Nature as teacher is the main principle behind the Center for Ecoliteracy‘s publication Smart by Nature – Schooling for Sustainability. This requires thinking in terms of systems – one of nature’s basic characteristics.
At this time on our planet it is required that everyone becomes a change agent.
Wherever you are, whatever your age, you can take the lead in facilitating transformation in your environment. This story is to support you in your leadership role and provide some perspective on and padkos for the journey.
Systems can be incredibly complex. Individual things – like plants, people and communities – are all systems of interrelated elements. They can’t be fully understood apart from the larger systems in which they exist.
Go to the heart of education
Living systems are dynamic. They resist change, but they also develop, adapt, and evolve.

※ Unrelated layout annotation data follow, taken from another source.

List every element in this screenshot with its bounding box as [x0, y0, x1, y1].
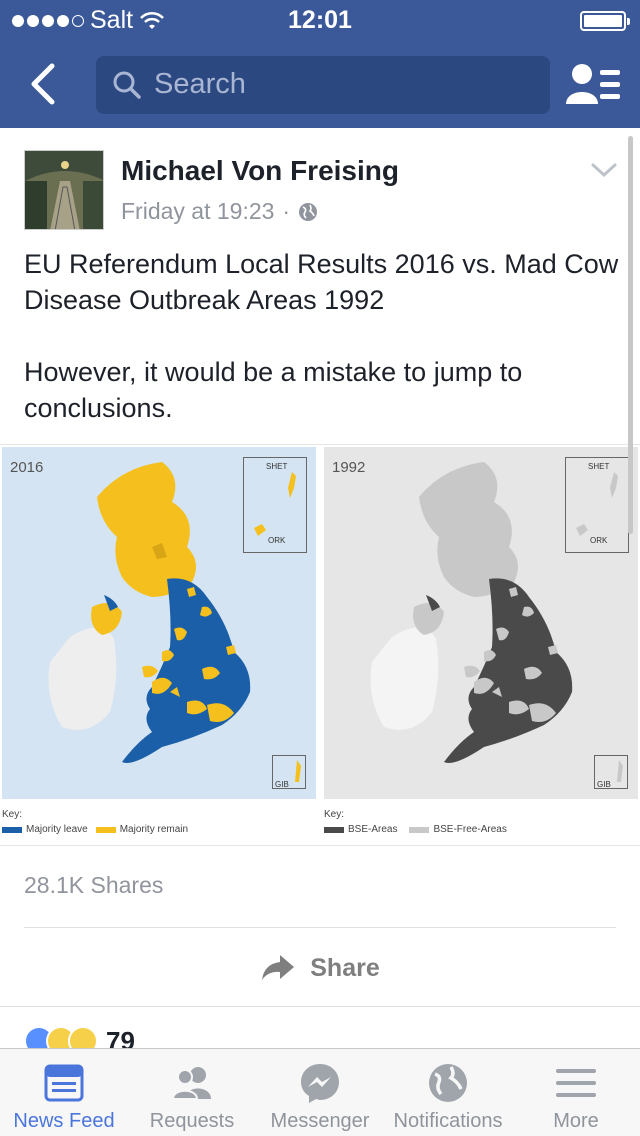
post-image[interactable]: 2016 SHET ORK	[0, 444, 640, 846]
share-arrow-icon	[262, 955, 295, 980]
post-timestamp[interactable]: Friday at 19:23	[121, 198, 275, 224]
search-input[interactable]: Search	[96, 56, 550, 114]
search-placeholder: Search	[154, 68, 246, 100]
clock: 12:01	[288, 6, 352, 34]
legend-label: BSE-Free-Areas	[433, 824, 507, 835]
meta-separator: ·	[282, 198, 291, 224]
scrollbar[interactable]	[628, 136, 633, 534]
more-icon	[556, 1069, 596, 1097]
avatar[interactable]	[24, 150, 104, 230]
reactions-summary[interactable]: 79	[24, 1026, 135, 1052]
friends-list-icon[interactable]	[566, 62, 622, 110]
legend-swatch-bse	[324, 826, 344, 833]
legend-label: BSE-Areas	[348, 824, 398, 835]
map-2016-drawing	[48, 462, 251, 763]
map-year: 1992	[332, 459, 366, 476]
reaction-count: 79	[106, 1026, 135, 1052]
share-button[interactable]: Share	[0, 940, 640, 996]
signal-icon	[12, 14, 84, 27]
inset-label: SHET	[588, 462, 610, 471]
divider	[0, 1006, 640, 1007]
globe-icon	[299, 202, 318, 221]
post-author[interactable]: Michael Von Freising	[121, 155, 399, 186]
inset-gibraltar: GIB	[594, 755, 628, 789]
nav-bar: Search	[0, 40, 640, 128]
back-icon[interactable]	[20, 60, 68, 108]
tab-label: More	[553, 1110, 599, 1132]
map-1992-drawing	[370, 462, 573, 763]
tab-label: News Feed	[13, 1110, 115, 1132]
tab-label: Requests	[149, 1110, 235, 1132]
legend-swatch-bse-free	[409, 826, 430, 833]
tab-more[interactable]: More	[512, 1049, 640, 1136]
wow-reaction-icon	[68, 1026, 98, 1052]
tab-notifications[interactable]: Notifications	[384, 1049, 512, 1136]
tab-news-feed[interactable]: News Feed	[0, 1049, 128, 1136]
inset-shetland-orkney: SHET ORK	[565, 457, 629, 553]
post-text: EU Referendum Local Results 2016 vs. Mad…	[24, 246, 624, 462]
tab-messenger[interactable]: Messenger	[256, 1049, 384, 1136]
inset-label: ORK	[590, 536, 608, 545]
divider	[24, 927, 616, 928]
inset-shetland-orkney: SHET ORK	[243, 457, 307, 553]
inset-label: SHET	[266, 462, 288, 471]
legend-title: Key:	[324, 809, 345, 820]
legend-label: Majority remain	[119, 824, 189, 835]
post-text-line: EU Referendum Local Results 2016 vs. Mad…	[24, 249, 619, 315]
share-count[interactable]: 28.1K Shares	[24, 872, 164, 898]
inset-gibraltar: GIB	[272, 755, 306, 789]
messenger-icon	[301, 1064, 339, 1103]
legend-swatch-leave	[2, 826, 22, 833]
avatar-photo	[25, 151, 103, 229]
wifi-icon	[140, 11, 165, 29]
legend-title: Key:	[2, 809, 23, 820]
tab-requests[interactable]: Requests	[128, 1049, 256, 1136]
chevron-down-icon[interactable]	[590, 160, 618, 180]
legend-2016: Key: Majority leave Majority remain	[2, 809, 188, 835]
inset-label: GIB	[597, 780, 611, 789]
legend-1992: Key: BSE-Areas BSE-Free-Areas	[324, 809, 507, 835]
inset-label: GIB	[275, 780, 289, 789]
legend-label: Majority leave	[26, 824, 88, 835]
battery-icon	[580, 11, 630, 31]
map-year: 2016	[10, 459, 44, 476]
news-feed-icon	[44, 1064, 84, 1102]
notifications-icon	[429, 1064, 467, 1102]
carrier-signal: Salt	[12, 6, 165, 35]
map-1992: 1992 SHET ORK	[324, 447, 638, 799]
search-icon	[113, 71, 141, 99]
post-text-line: However, it would be a mistake to jump t…	[24, 357, 523, 423]
tab-label: Messenger	[270, 1110, 370, 1132]
requests-icon	[171, 1067, 211, 1100]
share-label: Share	[310, 953, 380, 982]
post-meta: Friday at 19:23 ·	[121, 198, 318, 225]
carrier-name: Salt	[90, 6, 134, 34]
tab-bar: News Feed Requests Messenger Notificatio…	[0, 1048, 640, 1136]
inset-label: ORK	[268, 536, 286, 545]
tab-label: Notifications	[393, 1110, 503, 1132]
status-bar: Salt 12:01	[0, 0, 640, 40]
map-2016: 2016 SHET ORK	[2, 447, 316, 799]
legend-swatch-remain	[95, 826, 116, 833]
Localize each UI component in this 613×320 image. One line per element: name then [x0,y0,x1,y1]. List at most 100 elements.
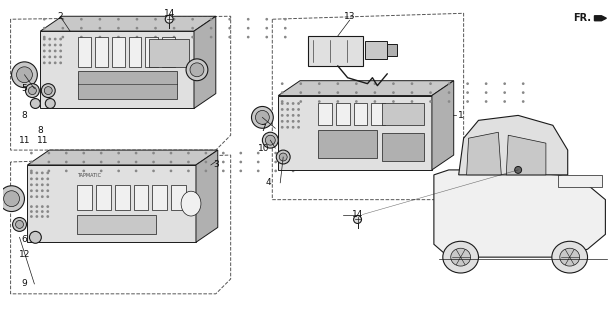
Ellipse shape [4,191,20,207]
Ellipse shape [287,127,288,128]
Ellipse shape [411,83,413,84]
Bar [387,44,397,56]
Ellipse shape [281,115,283,116]
Ellipse shape [205,170,207,172]
Ellipse shape [186,59,208,81]
Ellipse shape [99,28,101,29]
Ellipse shape [256,110,269,124]
Ellipse shape [60,44,61,46]
Ellipse shape [31,170,32,172]
Text: 13: 13 [344,12,356,21]
Ellipse shape [281,103,283,104]
Polygon shape [278,81,454,96]
Ellipse shape [42,172,43,173]
Ellipse shape [31,178,32,180]
Ellipse shape [155,28,156,29]
Ellipse shape [284,36,286,38]
Ellipse shape [47,206,48,207]
Ellipse shape [44,38,45,40]
Ellipse shape [36,206,37,207]
Ellipse shape [467,83,468,84]
Ellipse shape [55,38,56,40]
Ellipse shape [275,161,276,163]
Ellipse shape [281,92,283,93]
Ellipse shape [560,248,580,266]
Ellipse shape [319,92,320,93]
Ellipse shape [448,101,450,102]
Ellipse shape [44,44,45,46]
Ellipse shape [411,101,413,102]
Ellipse shape [153,161,154,163]
Ellipse shape [62,19,64,20]
Ellipse shape [504,92,505,93]
Ellipse shape [118,170,120,172]
Ellipse shape [42,184,43,186]
Ellipse shape [60,50,61,52]
Ellipse shape [504,101,505,102]
Ellipse shape [135,161,137,163]
Ellipse shape [60,62,61,64]
Bar [115,185,129,210]
Ellipse shape [287,103,288,104]
Polygon shape [432,81,454,170]
Ellipse shape [298,109,299,110]
Bar [318,130,378,158]
Ellipse shape [49,38,50,40]
Ellipse shape [210,36,211,38]
Ellipse shape [443,241,479,273]
Ellipse shape [181,191,201,216]
Ellipse shape [135,152,137,154]
Ellipse shape [229,36,230,38]
Polygon shape [506,135,546,175]
Text: TAPMATIC: TAPMATIC [77,173,101,178]
Ellipse shape [240,152,242,154]
Ellipse shape [0,186,25,212]
Ellipse shape [300,101,302,102]
Text: 10: 10 [257,144,269,153]
Ellipse shape [170,152,172,154]
Ellipse shape [44,87,52,95]
Ellipse shape [118,161,120,163]
Ellipse shape [47,216,48,217]
Ellipse shape [522,83,524,84]
Ellipse shape [375,101,376,102]
Text: FR.: FR. [573,13,591,23]
Ellipse shape [48,170,50,172]
Ellipse shape [41,84,55,98]
Ellipse shape [393,83,394,84]
Ellipse shape [292,109,294,110]
Ellipse shape [319,83,320,84]
Ellipse shape [298,103,299,104]
Ellipse shape [31,99,40,108]
Bar [171,185,186,210]
Text: 1: 1 [458,111,463,120]
Ellipse shape [292,127,294,128]
Ellipse shape [62,28,64,29]
Text: 7: 7 [261,124,266,133]
Ellipse shape [251,107,273,128]
Ellipse shape [47,190,48,191]
Ellipse shape [266,36,267,38]
Ellipse shape [44,62,45,64]
FancyArrow shape [595,16,606,21]
Ellipse shape [173,28,175,29]
Bar [77,185,92,210]
Ellipse shape [522,92,524,93]
Ellipse shape [210,19,211,20]
Ellipse shape [31,206,32,207]
Ellipse shape [99,36,101,38]
Ellipse shape [55,62,56,64]
Bar [365,41,387,59]
Ellipse shape [44,56,45,58]
Ellipse shape [257,152,259,154]
Ellipse shape [66,152,67,154]
Ellipse shape [15,220,23,228]
Ellipse shape [136,19,138,20]
Ellipse shape [45,99,55,108]
Ellipse shape [257,170,259,172]
Ellipse shape [451,248,471,266]
Ellipse shape [118,19,119,20]
Ellipse shape [205,161,207,163]
Ellipse shape [229,28,230,29]
Ellipse shape [13,218,26,231]
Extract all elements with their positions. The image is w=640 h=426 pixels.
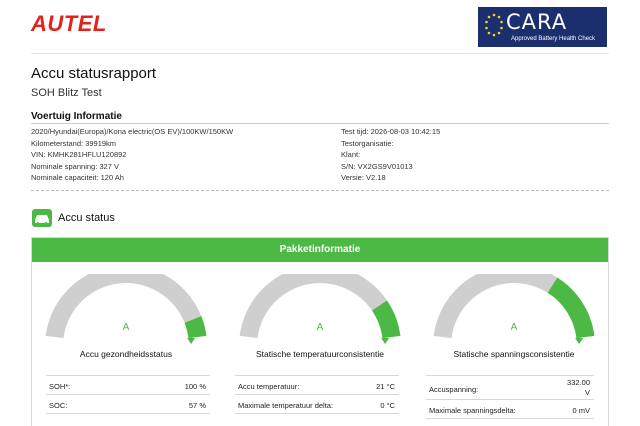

Understanding how systems maintain and change themselves has very practical consequences that go to the heart of education for sustainable living.
The centre offers Seven Lessons for educators and change agents who are tackling the challenge of changing systems, which are based on the work of thousands of leaders.
Lesson #1: To promote systems change, foster community and cultivate networks.
Lasting change frequently requires interrelationships within a community. For instance, curricular innovation at a school usually becomes sustainable only when at least a third of the faculty are engaged and committed.
To achieve systems change, leaders must cross department boundaries and bring people addressing parts of the problem around the same table. In the push to make decisions and produce results quickly, it’s easy to bypass people – often the very people who will have the task of implementing changes and whose cooperation is key to success. It’s necessary to keep asking: “Who’s being left out?” and “Who should be in the room?”
Lesson #2: Work at multiple levels of scale.
“Nested systems” is a core ecological principle. Like Russian “matryoshka” dolls that fit one into the other, most systems contain other systems and are contained within larger systems: classes within schools within districts within counties, states, and the nation.
Changing a system affects both the systems within it and the systems in which it is nested. The challenge for change agents is choosing the right level, or levels, of scale for the changes they seek.
Lesson #3: Make space for self-organization.
Networks that can effect systems change will sometimes self-organize if you set up the right conditions.
Lesson #4: Seize breakthrough opportunities when they arise.
From time to time a system encounters a point of instability where it is confronted by new circumstances or information that it can’t absorb without giving up some of its old structures, behaviours, or beliefs. That instability can precipitate either a breakdown or a breakthrough to new possibilities.
Lesson #5: Facilitate – but give up the illusion that you can direct change.
In the provocative maxim of Humberto Maturana and Francisco Varela, “You can never direct a living system. You can only disturb it.”
How? Introduce information that contradicts old assumptions. Invite new people into the conversation. Rearrange structures. Present issues from different perspectives.
Meanwhile, create conditions that take advantage of the system’s capacity for generating creative solutions. Nurture networks of connection and communication, create climates of trust and mutual support, encourage questioning, and reward innovation. Effective leaders recognize emergent novelty, articulate it, and incorporate it into organizations’ designs. Leaders sometimes lead best when they loosen control and take the risk of dispersing authority and responsibility.
Lesson #6: Assume that change is going to take time.
Anticipate that you’ll need time for the education and training required for people to change attitudes, adopt new practices, or use new tools. Set high goals, but take manageable steps. Look for intermediate achievements that allow people to experience – and celebrate – success and to receive recognition on the way to the ultimate goal.
Taking time for stakeholders to understand each other’s concerns and learn to trust each other’s motivations and intentions can be time well spent.
Lesson #7: Be prepared to be surprised.
Change in living systems is nonlinear. As they develop and evolve, living systems generate phenomena that are not predictable from the properties of their individual parts.
The art and science of systems change are continually evolving. We encourage people to experiment with these seven lessons and to expect surprises. Frequently it’s the unanticipated consequences that are the most rewarding and effective results of immersion in dynamic systems.